Aubrac is also characterized by its unique flavors! The volcanic and granitic predispositions of the Aubrac plateau, linked to its altitude and its geological past, favor the production of regional products remarkable taste. Discover local dishes such as Aubrac whiskey or Laguiole PDO cheese through guided tours.
Culinary heritage enthusiasts will be able to discover the processes used to produce local products such as cheese or whisky. The visits are followed by tastings. To offer or take away with you, the producers offer in addition to the visit of the shop spaces.
the Twelve distillery and Aubrac whiskey
La Twelve Craft Distillery, in business since 2014, has taken advantage of the similarity of the Aubrac plateau with the Scottish lands to create its whisky. The altitude, the bogs, and the presence of water from the boraldes crossing the plateau, characterize Aubrac Twelve whisky. Installed in theformer presbytery of Laguiole, the brasserie et distilleries are accessible to visits. Come taste and discover the trade secrets artisanal whiskey from Aubrac.
In the exceptional setting of the presbytery and the former convent, come and discover the stages of production of Aubrac Twelve whisky: Brewing, distillation and aging followed by a tasting.
the Young Mountain Cooperative and Laguiole AOP cheese
Le Laguiole PDO is a tasty cheese raw milk and whole of cow, pressed paste and cylindrical in shape. It reaches 45 kg and contains 45% fat.

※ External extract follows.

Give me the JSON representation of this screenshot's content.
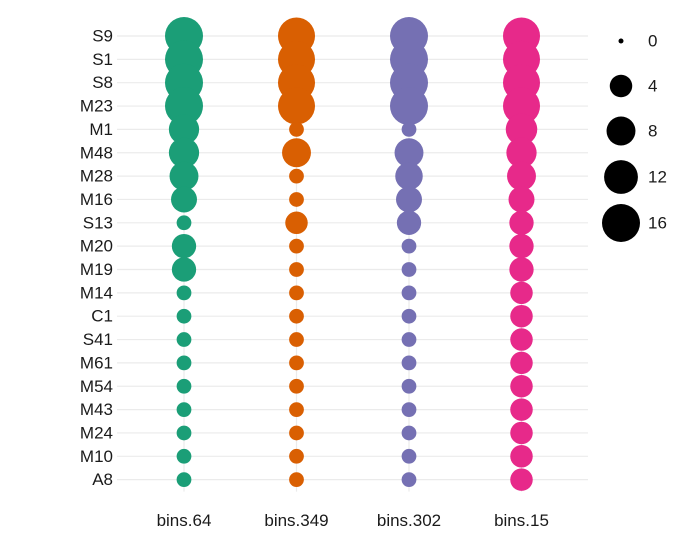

Its origins date back to Antiquity, but it was in the XNUMXth century, with the construction of the domes and the establishment of monks in Aubrac, that the production of this cheese developed. For centuries, Laguiole will be made in “mazucs”, in other words the famous “burons”. Today, Laguiole is mainly produced by Young Mountain Cooperative and has benefited since 1961 from theControlled Designation of Origin (AOC) andProtected designation of origin (AOP) since 2001. These appellations thus set very demanding production conditions through strict specifications, which give it a significant quality : collection area grouping around sixty municipalities, compulsory grazing during the summer pasture period, prohibition of all silage food, traditional production with raw and whole milk, etc.
A visit to know the manufacturing secrets
A visit to discover the stages of production. A meeting with the producers to discover the farms.
A visit in 3 stages
- Discover through a video projection, the history of the cheese industry and its players closely linked to the Aubrac region. The evolution of traditional manufacturing in the burons, up to the development of the sector with the creation of the cooperative.
- Observe the work of the cheese makers thanks to the visit gallery which overlooks the manufacturing workshops and one of the maturing cellars.
- Awaken your taste buds tasting different affinages de Laguiole AOP: 6 months, 12 to 24 months and Laguiole Grand Aubrac produced from summer pasture milk.
The shop will allow you to take home all the Cooperative's cheese specialties made on site (Aligot, Laguiole AOP, Fresh tome, Buronnier, Ecir…
the therondels cheese cooperative
Discover the Carladez raw milk cheeses. The Cooperative Fromagère de Thérondels, founded in 1946 by a group of milk producers from Carladez, offers free visits and tastings. You will be able to observe the work of the cheese makers respecting the ancestral production methods inherited from the Carladez cheese makers.
They are manufactured there Therondels, pressed cheese made from raw, whole milk with a slight nutty flavor and matured for at least 4 months and the Cantal PDO.